Trump’s sentencing in Manhattan trial postponed in view of Supreme Court decision on presidential immunity
The sentencing of Donald Trump on his 34 felony convictions in the Stormy Daniels hush money case has been postponed by New York State Judge Juan Merchan. Trump had been due to be sentenced on July 11. In his order, Judge Merchan pushed back the sentencing date until Sept. 18 and added “if such is still necessary,” indicating that he might have to throw out the entire case. Merchan’s action in postponing the sentencing came in the wake of the Supreme Court’s monumental ruling released Monday that Trump and all other presidents are entitled to immunity from prosecution for any crimes they commit while performing official duties.
Trump’s attorneys Todd Blanche and Emil Bove claim that the Supreme Court’s ruling that presidents are entitled to absolute immunity from prosecution for acts related to their core responsibilities and presumptive immunity for everything else except strictly personal acts applies to the case in which Trump was convicted by a jury of falsifying business records and other infractions. They say that certain evidence used to convict Trump needs to be thrown out in view of the Supreme Court’s ruling because the evidence is from the period when Trump was president.
Blanche and Bove, in a letter to Judge Merchan, reminded him that they previously had filed a motion to preclude evidence of Trump’s official acts based on the presidential immunity doctrine.
“In that filing, we objected to anticipated testimony from certain potential witnesses, evidence of President Trump’s social media posts and public statements, and a 2018 filing with the Office of Government Ethics,” Trump’s attorneys said. They said that in view of the Supreme Court’s ruling that was released on July 1, “this official-acts evidence should never have been put before the jury. Consistent with arguments that we made before and during the trial, the Supreme Court held in Trump that President Trump ‘may not be prosecuted for exercising his core constitutional powers, and he is entitled, at a minimum, to a presumptive immunity from prosecution for all his official acts.”
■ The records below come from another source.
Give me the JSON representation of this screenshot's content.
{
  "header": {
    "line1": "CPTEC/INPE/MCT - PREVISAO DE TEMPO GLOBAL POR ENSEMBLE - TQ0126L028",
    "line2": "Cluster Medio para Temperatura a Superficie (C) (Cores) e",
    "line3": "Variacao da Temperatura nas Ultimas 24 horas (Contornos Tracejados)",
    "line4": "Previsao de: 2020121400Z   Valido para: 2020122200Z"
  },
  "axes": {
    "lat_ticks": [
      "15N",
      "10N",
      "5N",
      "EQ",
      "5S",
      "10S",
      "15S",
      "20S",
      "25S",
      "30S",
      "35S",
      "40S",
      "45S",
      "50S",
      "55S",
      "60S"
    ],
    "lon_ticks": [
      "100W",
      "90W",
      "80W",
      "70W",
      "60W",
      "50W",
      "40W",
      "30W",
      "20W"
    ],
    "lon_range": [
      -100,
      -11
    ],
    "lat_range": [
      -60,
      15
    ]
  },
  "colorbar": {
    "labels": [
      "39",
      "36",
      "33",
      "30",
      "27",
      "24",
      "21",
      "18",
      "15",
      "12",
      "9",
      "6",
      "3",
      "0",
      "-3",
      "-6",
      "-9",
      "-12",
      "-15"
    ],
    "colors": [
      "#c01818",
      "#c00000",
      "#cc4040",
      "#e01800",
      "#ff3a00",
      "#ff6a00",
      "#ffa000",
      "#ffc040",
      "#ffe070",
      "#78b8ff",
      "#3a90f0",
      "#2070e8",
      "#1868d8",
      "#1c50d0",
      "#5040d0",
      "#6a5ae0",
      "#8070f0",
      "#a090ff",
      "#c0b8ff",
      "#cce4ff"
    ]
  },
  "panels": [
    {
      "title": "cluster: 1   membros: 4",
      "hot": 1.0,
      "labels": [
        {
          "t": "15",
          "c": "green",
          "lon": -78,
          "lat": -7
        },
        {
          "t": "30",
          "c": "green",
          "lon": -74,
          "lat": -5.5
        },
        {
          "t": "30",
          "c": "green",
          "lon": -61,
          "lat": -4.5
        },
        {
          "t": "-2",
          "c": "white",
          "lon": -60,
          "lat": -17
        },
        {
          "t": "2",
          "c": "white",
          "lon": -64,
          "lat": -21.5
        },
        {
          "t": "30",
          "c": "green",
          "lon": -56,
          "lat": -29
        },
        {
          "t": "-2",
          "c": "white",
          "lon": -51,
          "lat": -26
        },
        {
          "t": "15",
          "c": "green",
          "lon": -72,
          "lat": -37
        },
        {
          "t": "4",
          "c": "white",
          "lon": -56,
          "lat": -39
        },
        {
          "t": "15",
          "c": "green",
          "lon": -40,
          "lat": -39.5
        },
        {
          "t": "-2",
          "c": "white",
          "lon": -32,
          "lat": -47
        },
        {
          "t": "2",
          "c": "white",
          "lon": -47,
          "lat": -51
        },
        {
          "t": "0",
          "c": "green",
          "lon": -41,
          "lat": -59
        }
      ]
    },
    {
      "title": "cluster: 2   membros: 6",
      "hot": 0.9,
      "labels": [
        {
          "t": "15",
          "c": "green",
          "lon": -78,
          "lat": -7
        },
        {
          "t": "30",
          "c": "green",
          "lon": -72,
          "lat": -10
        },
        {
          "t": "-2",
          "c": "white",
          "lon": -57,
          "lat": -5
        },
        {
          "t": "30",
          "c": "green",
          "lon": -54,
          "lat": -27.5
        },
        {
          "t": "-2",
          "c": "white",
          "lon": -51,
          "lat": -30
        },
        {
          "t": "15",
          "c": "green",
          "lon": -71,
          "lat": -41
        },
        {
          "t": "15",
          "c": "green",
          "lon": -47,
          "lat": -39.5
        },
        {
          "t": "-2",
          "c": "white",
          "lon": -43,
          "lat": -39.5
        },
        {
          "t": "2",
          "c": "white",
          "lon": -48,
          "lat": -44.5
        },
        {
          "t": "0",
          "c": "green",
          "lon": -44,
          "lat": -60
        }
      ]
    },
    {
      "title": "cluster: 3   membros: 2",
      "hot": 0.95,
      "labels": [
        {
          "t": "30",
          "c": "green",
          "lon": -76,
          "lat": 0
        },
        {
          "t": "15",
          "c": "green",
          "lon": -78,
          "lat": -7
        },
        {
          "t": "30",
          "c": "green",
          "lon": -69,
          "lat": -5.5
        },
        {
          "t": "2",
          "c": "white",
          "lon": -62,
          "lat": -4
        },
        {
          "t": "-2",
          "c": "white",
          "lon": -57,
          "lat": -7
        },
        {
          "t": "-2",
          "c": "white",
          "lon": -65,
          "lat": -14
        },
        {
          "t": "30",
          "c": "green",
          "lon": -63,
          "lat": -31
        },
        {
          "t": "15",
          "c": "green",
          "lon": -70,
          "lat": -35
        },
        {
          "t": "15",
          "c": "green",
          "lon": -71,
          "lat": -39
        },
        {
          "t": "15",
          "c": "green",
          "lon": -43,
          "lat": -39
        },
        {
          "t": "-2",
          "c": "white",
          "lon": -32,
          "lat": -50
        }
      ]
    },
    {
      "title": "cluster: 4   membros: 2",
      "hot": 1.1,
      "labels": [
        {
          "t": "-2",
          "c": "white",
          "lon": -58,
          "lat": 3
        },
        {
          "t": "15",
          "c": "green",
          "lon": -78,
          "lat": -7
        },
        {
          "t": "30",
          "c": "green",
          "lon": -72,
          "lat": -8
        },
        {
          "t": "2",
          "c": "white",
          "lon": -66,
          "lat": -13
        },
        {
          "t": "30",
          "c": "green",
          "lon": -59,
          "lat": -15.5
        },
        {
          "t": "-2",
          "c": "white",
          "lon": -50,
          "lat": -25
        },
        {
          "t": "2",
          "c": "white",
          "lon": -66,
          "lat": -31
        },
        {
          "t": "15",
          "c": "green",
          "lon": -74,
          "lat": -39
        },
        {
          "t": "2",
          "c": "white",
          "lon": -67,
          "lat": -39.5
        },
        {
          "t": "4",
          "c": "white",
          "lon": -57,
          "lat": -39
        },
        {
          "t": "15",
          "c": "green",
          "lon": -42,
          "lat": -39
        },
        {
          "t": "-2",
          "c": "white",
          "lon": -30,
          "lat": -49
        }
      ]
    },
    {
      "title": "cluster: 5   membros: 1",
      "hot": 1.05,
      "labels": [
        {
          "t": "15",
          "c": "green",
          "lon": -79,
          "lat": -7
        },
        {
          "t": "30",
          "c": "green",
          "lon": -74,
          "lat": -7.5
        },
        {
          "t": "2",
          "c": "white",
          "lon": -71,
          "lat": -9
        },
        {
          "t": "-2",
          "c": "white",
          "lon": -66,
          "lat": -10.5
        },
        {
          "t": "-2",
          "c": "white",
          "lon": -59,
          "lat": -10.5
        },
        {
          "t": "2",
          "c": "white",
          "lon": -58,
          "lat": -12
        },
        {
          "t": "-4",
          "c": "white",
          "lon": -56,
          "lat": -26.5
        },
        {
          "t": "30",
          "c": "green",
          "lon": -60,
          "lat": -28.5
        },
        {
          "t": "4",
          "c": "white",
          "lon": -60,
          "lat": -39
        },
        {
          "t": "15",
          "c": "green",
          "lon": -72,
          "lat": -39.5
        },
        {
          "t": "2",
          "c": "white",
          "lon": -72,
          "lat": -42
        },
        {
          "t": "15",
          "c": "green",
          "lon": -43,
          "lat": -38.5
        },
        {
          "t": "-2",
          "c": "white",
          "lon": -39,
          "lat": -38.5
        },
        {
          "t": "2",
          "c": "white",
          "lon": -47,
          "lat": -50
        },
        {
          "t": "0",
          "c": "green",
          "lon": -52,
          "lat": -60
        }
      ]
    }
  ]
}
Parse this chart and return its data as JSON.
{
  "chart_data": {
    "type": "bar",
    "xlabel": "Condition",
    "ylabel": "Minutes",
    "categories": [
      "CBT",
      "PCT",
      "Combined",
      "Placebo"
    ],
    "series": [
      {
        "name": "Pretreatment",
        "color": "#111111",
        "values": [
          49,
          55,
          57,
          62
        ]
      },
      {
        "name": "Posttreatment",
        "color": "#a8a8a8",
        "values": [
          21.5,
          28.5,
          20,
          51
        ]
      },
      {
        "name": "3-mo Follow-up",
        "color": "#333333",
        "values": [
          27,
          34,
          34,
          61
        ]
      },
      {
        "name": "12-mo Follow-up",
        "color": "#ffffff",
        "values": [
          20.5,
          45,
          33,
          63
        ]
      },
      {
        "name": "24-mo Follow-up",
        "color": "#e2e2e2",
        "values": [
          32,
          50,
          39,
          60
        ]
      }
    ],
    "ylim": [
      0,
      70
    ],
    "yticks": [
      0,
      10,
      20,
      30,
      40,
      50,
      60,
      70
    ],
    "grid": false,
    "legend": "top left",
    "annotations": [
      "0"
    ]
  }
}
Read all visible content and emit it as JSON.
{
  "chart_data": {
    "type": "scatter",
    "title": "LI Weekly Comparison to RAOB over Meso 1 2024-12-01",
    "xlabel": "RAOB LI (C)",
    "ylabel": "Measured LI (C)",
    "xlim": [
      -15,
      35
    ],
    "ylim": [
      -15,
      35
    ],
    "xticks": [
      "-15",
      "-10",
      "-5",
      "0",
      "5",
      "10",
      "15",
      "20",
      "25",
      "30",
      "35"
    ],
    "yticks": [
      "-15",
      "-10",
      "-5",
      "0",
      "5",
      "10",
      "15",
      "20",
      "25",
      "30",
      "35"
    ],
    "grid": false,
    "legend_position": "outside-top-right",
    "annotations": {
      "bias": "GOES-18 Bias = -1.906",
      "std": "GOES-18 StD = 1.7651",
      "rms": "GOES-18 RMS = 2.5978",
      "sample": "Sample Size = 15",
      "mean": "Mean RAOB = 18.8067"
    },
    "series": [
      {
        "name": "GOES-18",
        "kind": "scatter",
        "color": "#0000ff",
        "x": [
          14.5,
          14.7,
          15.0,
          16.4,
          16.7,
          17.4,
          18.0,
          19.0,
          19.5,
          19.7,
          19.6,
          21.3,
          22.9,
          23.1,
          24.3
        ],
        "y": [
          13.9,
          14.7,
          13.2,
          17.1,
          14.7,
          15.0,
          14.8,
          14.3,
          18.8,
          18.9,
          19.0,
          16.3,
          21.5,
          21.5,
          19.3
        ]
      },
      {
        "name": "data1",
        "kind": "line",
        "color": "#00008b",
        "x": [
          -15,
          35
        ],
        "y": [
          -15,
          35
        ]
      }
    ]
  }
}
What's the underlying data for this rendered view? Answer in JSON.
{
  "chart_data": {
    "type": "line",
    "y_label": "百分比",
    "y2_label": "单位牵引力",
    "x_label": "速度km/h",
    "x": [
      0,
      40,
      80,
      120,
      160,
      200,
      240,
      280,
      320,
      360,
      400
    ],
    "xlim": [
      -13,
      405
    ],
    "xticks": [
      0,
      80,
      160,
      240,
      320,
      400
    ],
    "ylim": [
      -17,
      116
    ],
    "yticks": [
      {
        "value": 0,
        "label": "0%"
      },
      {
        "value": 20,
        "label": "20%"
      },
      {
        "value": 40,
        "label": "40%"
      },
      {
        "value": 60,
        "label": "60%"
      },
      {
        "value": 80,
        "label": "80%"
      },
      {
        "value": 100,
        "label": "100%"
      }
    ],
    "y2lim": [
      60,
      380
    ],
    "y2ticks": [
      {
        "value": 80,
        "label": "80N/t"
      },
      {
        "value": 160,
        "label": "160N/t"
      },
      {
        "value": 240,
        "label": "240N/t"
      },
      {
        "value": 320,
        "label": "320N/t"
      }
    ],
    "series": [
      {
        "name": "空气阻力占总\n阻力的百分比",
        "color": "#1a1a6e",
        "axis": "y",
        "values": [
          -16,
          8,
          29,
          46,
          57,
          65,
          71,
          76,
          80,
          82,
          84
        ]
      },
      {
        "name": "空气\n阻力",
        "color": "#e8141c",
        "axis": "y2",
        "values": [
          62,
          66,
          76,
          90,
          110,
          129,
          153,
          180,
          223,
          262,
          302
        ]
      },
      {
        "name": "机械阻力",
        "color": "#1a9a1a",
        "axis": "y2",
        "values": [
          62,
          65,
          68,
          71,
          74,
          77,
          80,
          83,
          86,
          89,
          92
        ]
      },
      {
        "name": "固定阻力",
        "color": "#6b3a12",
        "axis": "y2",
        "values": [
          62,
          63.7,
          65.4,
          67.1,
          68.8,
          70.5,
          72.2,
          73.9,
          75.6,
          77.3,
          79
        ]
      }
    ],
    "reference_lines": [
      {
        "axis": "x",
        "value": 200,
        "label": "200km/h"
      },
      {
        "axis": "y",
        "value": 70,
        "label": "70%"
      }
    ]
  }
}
Merchan, in a letter to Bove and a state prosecutor, granted the request of Trump’s attorneys to file new material in support of their request that the conviction be overturned in view of the Supreme Court ruling.
Judge Merchan will now have to decide on the importance to the case of the evidence that dates from Trump’s time in office and whether the felony convictions can stand or need to be thrown out.